Better-reply Dynamics in Deferred Acceptance Games
Executive Summary — There's an inherent problem in the market design theory known as mechanism design, in that the players in the market may not understand the design, and thus may make bad choices until they learn to work the system better. This paper explores the issue of learning the design. It focuses on a particular mechanism, the Deferred Acceptance algorithm for two-sided matching markets, which is used in many real-life markets. Research was conducted by Guillaume Haeringer of Universitat Autonoma de Barcelona and Hanna Halaburda of Harvard Business School. Key concepts include:
- In the Deferred Acceptance algorithm, matches are made in a series of rounds, until everyone is matched up.
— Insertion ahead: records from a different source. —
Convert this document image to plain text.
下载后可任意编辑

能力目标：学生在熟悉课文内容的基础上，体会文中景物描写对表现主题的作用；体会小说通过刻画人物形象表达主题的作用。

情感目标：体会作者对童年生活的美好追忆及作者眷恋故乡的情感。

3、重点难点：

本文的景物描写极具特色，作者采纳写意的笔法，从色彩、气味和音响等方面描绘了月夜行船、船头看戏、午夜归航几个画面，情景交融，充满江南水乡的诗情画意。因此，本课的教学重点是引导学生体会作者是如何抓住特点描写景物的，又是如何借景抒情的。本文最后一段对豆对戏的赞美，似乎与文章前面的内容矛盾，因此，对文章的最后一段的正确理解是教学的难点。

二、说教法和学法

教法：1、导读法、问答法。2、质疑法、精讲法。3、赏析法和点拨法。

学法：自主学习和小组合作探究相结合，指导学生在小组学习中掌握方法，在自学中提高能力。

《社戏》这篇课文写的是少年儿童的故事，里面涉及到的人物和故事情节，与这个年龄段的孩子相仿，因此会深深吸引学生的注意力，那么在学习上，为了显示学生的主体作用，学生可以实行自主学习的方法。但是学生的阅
The matching achieved through DA has a special property of "stability." In a stable matching, if an individual tries for a better choice than the one initially assigned by the matching, he learns that his ideal choice is already taken—matched to someone more preferred than he is.
- The researchers discuss several possibilities of "better-reply dynamics," in which savvy players figure out what is the optimal strategy for getting the best possible match.
- They find that even in simple two-sided matching models, the learning is difficult and takes a long time.
In this paper we address the question of learning in a two-sided matching mechanism that utilizes the deferred acceptance algorithm. We consider a repeated matching game where at each period agents observe their match and have the opportunity to revise their strategy (i.e., the preference list they will submit to the mechanism). We focus in this paper on better-reply dynamics. To this end, we first provide a characterization of better-replies and a comprehensive description of the dominance relation between strategies. Better-replies are shown to have a simple structure and can be decomposed into four types of changes. We then present a simple better-reply dynamics with myopic and boundedly rational agents and identify conditions that ensure that limit outcomes are outcome equivalent to the outcome obtained when agents play their dominant strategies. Better-reply dynamics may not converge, but if they do converge, then the limit strategy profiles constitute a subset of the Nash equilibria of the stage game.